The year 2003 was the fourth vintage produced from the Staete Landt Vineyard in Marlborough’s Rapaura area. The growing season started off rather cold with a series of frosts through October and Novenmber which inhibited flowering and thus reduced crop load and potential yields. It also enhanced the phenomena of hen and chicken bunches where tiny grapes are associated with normal size grapes. When ripe this produces super concentrated grapes. Cropping level of the vines were about 2.5 tonnes /acre (45 hl/ha). Due to the uneven fruit set this required a small amount of crop adjustment during veraison ensuring that we obtained the best possible fruit with complexity and concentration. Good warm, dry weather throughout the growing season allowed us to pick perfectly ripe grapes that were absolutely clean.
The grapes were hand picked from two different Chardonnay blocks comprising clone 15 and 95.
Harvest Dates: 24th March – 3rd April 2003
Brix: 23.5 –24.5
Only hand picked grapes were used for this wine. These were whole bunch pressed to produce the finest most delicate juice. This juice was settled briefly before being racked straight to barrels to undergo fermentation. The wine was fermented in a mixture of 20% new French oak and 80% older French oak barrels.
A proportion of the wine was allowed an indigenous yeast fermentation adding complexity and extra mouth feel to the wine.
Following the alcoholic fermentation the barrels were stirred regularly until completion of the secondary malo lactic fermentation. They were then aged on lees until they were eventually racked in April 2004.
When racked the different component wines were blended and lightly fined and then returned to barrel to clarify and to homogenize. In all the wine was aged in barrel for 15 months. Finally the wine was again racked from barrels in June 2004 and was given some polishing filtration before bottling.

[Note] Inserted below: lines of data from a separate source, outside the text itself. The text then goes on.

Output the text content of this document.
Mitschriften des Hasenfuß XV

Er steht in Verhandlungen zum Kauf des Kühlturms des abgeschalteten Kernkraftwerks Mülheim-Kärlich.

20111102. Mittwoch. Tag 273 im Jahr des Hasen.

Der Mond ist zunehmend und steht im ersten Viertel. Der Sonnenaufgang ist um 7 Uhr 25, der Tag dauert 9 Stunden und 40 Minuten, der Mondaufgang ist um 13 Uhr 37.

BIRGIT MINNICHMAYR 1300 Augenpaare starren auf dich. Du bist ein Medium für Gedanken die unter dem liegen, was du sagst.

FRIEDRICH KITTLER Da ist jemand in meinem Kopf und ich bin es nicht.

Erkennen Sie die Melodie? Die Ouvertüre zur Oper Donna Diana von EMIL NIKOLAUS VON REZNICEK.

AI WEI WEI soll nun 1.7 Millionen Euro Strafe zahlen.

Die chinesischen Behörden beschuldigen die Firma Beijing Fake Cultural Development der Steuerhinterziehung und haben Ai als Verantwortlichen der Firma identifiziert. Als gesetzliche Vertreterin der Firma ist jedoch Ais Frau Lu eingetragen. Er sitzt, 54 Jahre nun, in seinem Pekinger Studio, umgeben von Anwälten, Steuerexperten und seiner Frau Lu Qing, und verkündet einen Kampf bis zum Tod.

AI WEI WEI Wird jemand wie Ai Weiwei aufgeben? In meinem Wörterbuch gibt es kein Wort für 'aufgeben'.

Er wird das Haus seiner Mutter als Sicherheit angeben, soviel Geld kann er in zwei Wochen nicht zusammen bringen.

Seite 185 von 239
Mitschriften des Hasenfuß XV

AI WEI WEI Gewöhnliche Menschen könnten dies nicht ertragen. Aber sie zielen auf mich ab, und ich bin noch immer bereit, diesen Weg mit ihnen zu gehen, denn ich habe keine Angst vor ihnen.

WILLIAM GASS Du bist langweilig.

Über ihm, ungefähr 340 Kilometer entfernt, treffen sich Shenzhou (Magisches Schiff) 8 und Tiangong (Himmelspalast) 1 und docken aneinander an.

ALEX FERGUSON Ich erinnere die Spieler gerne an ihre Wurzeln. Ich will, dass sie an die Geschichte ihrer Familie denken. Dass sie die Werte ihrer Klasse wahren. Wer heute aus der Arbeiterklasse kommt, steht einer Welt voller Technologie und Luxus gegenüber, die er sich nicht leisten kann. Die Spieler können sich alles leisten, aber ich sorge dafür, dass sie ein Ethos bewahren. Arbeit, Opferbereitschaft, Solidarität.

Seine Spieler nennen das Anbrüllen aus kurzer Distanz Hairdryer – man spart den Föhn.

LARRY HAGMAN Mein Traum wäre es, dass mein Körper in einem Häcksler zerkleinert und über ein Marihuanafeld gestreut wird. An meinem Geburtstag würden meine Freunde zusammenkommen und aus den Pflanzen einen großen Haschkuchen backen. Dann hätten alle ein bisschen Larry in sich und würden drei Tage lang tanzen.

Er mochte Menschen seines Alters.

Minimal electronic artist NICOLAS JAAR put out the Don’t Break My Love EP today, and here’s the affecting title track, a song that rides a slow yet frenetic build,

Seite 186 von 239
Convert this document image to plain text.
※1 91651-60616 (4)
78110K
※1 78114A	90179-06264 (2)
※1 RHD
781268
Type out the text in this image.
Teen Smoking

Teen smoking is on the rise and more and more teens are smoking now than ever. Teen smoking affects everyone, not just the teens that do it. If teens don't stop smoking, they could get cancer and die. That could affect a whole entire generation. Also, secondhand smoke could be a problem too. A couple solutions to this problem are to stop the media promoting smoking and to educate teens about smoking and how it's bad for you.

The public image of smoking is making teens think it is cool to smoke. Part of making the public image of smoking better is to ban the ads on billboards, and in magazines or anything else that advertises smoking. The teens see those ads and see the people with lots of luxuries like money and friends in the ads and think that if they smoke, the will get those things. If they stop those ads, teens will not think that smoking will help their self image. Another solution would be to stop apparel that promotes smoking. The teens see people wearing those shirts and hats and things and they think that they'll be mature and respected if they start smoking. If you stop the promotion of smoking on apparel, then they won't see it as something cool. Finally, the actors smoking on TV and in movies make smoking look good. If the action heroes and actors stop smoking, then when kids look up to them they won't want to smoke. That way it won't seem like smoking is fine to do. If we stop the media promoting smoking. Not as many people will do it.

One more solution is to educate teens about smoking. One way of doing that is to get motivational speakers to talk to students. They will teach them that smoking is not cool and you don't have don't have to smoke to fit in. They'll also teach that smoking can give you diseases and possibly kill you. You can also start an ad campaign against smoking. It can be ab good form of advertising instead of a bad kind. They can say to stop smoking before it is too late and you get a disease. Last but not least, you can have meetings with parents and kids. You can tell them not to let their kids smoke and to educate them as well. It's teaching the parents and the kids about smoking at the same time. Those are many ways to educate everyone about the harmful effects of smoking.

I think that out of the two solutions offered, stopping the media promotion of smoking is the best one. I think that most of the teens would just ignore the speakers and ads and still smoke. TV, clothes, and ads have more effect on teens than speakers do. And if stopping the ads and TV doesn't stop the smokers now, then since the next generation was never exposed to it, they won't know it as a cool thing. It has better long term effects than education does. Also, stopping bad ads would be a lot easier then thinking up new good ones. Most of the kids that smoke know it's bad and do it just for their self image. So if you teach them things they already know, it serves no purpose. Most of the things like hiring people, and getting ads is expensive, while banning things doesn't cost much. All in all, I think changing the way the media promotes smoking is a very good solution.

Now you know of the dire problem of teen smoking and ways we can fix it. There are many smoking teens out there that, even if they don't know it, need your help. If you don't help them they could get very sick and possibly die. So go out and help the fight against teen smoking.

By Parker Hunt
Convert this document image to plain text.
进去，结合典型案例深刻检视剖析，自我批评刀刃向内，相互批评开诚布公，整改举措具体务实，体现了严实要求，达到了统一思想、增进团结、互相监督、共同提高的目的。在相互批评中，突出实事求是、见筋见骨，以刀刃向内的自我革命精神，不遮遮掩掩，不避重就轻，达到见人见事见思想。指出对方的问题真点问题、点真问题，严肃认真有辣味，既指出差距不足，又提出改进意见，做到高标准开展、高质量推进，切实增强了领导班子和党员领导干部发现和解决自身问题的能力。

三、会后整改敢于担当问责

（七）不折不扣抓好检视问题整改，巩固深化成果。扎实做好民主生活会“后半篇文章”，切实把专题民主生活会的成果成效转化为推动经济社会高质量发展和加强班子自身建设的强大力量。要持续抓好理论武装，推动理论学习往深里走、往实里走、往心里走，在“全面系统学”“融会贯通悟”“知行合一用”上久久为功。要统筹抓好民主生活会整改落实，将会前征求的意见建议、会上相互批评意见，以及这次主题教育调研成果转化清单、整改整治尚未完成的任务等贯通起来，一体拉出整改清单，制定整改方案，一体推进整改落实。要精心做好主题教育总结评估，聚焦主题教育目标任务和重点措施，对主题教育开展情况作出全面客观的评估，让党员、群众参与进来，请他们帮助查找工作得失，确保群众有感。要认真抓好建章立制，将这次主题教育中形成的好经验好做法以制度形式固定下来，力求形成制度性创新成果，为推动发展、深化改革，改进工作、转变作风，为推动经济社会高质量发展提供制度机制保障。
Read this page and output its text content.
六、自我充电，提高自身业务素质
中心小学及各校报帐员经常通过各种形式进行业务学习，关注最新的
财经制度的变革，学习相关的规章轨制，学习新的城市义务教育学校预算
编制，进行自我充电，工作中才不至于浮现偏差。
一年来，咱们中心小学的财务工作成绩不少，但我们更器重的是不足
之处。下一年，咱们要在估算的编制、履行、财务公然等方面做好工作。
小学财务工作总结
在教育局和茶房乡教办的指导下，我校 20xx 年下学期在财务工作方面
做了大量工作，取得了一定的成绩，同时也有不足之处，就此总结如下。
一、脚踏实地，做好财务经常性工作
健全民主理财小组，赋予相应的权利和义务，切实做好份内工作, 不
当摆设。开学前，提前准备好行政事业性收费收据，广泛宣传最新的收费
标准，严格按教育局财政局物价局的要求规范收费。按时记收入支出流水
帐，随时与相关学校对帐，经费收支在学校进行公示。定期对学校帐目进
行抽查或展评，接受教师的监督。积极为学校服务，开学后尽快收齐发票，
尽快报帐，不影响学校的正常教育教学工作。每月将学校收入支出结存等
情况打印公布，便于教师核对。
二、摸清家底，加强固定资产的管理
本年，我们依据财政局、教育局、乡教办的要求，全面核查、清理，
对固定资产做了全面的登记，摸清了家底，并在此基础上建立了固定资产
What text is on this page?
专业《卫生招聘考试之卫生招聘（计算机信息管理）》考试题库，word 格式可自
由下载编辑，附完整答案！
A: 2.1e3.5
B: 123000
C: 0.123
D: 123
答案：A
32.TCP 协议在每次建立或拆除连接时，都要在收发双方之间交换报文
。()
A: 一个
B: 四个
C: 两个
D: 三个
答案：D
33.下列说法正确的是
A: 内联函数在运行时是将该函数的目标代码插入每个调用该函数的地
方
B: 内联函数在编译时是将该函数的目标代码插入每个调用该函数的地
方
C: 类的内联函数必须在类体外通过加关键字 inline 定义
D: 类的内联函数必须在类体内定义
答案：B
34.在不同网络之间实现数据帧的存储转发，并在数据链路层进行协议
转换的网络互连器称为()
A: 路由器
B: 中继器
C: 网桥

Alcohol: 13.5%; Acidity: 6.2 g/l; pH: 3.25; Sugar: <3g/l
This wine was aged in 100% French oak barrels the majority of which were older and about 20% were new. This has produced a complex subtle wine that has intense citrus, nectarine like characters overlaying a creamy, hazelnut and slightly spicy character. The wine is full bodied and finishes with a long delicate tightly structured acidity.